Pengcheng CloudBrain I Datasets
This project is the datasets of Pengcheng CloudBrain I. For certain privacy and data security reasons, we open source about six months of data, including basic information about the Job, as well as node-related information.
Detail Information
Job Information
The file "jobs_info.csv" contains the jobs basic informations. This file consists of the following information.
- Task Name: It consists of userid, jobid and taskid. Tasks with same jobid are submitted together. And scheduler will treat the job which has more than one tasks as Gang-Schedule job. All the tasks in a job will be scheduled at the same time. Due to user privacy, we hash the user information.
- Request GPU: Integer.
- Request CPU: Integer.
- Request Host Memory: Floating number in MB.

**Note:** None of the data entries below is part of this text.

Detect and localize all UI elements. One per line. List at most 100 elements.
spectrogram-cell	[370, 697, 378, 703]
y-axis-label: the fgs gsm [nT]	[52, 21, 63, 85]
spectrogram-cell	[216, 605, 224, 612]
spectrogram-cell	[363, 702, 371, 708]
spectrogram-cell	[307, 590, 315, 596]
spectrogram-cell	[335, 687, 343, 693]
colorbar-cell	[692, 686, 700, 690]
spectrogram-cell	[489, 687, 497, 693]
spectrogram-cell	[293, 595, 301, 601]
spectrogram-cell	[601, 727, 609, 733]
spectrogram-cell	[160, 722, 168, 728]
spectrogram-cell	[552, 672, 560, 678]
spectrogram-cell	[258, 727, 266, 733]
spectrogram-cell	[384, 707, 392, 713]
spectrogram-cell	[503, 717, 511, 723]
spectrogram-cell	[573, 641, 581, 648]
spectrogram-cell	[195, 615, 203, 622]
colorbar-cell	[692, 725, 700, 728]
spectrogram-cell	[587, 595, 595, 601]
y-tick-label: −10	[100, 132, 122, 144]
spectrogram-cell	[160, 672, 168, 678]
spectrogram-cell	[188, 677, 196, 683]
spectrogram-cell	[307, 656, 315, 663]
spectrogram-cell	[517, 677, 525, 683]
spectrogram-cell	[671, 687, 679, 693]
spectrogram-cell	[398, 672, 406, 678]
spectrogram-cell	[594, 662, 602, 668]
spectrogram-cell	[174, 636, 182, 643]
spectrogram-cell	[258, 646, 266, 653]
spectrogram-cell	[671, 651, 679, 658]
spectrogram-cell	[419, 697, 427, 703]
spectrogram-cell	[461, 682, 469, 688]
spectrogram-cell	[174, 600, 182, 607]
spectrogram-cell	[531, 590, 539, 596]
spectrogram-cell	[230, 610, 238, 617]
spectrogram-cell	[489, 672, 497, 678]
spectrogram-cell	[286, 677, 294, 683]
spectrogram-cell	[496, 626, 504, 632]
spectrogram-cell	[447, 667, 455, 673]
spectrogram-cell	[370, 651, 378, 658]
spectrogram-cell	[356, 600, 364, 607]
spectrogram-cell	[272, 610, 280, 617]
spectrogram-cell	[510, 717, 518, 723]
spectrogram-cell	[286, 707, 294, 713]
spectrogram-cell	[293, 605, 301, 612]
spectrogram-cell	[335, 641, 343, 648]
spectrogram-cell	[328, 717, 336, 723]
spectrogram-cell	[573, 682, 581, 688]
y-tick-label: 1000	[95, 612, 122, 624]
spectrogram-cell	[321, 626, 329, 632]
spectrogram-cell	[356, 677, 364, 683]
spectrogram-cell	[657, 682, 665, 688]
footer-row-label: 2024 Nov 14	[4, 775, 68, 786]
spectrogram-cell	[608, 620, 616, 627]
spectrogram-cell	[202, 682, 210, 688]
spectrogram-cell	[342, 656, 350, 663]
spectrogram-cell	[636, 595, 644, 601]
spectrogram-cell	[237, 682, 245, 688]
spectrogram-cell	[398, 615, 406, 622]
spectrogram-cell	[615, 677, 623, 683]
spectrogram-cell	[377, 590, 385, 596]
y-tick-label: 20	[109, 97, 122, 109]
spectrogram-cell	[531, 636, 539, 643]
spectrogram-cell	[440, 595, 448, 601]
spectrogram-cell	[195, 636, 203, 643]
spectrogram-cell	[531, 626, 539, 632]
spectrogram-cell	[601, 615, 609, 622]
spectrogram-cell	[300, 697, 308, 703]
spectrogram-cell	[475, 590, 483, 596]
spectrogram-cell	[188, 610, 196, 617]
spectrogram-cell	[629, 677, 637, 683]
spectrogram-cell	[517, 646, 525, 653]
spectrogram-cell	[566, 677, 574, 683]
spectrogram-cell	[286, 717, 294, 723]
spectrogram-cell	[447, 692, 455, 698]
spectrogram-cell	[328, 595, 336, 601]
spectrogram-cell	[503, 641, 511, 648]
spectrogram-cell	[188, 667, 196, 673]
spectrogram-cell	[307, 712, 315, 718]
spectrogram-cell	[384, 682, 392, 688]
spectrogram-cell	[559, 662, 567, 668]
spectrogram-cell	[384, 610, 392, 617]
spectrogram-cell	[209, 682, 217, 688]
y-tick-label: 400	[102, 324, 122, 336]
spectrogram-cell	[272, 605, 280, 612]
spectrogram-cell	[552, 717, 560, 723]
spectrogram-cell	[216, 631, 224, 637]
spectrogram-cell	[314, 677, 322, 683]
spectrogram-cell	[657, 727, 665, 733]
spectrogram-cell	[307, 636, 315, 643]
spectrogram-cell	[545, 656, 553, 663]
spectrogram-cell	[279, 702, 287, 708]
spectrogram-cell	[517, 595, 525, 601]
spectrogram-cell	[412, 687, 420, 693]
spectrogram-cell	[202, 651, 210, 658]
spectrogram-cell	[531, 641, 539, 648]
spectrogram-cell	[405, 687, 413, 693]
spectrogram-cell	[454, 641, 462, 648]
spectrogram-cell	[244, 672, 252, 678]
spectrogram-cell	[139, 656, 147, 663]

- Submit Time: Task submit timestamp. Due to user privacy, we add an offset to all timestamps. We also add an offset to following Start Time and End Time.
- Start Time: Task start timestamp.
- End Time: Task finsih timestamp.
- Job Type: The resource queue where the task is located.
- Scheduled Node: Resource nodes where tasks are scheduled
- GPU Utilization: Floating Number in percentage. The average GPU utilization during the task lifecycle.
- GPU Memory: Floating number in MB. The average GPU memory usage during taskLifecycle.
- CPU Usage: Floating number in percentage.
- Host Memory Average: Floating number in MB.
Node Information
The file "nodes.csv" contains the nodes information, mainly about the GPU informations. This file consists of the following information.
- NodeID: NodeID
- GPU Number: Number of GPUs equipped in this node.
- GPU Memory Capacity: Floating number in MB. The GPU memory capacity of a GPU card.
Notes:
Information about the node is collected from a specific day. The file "nodes.csv" may can not cover all the nodes that job/task was scheduled. But ee have kept the prefixes of the nodes consistent when we add an hash to information about nodes. So we can make a simple inference about the information about the node form the same prefix.
if you want to use the detailed resource usage information, please read the DATA_INFORMATION.MD first.
More data will be released when the collation is completed.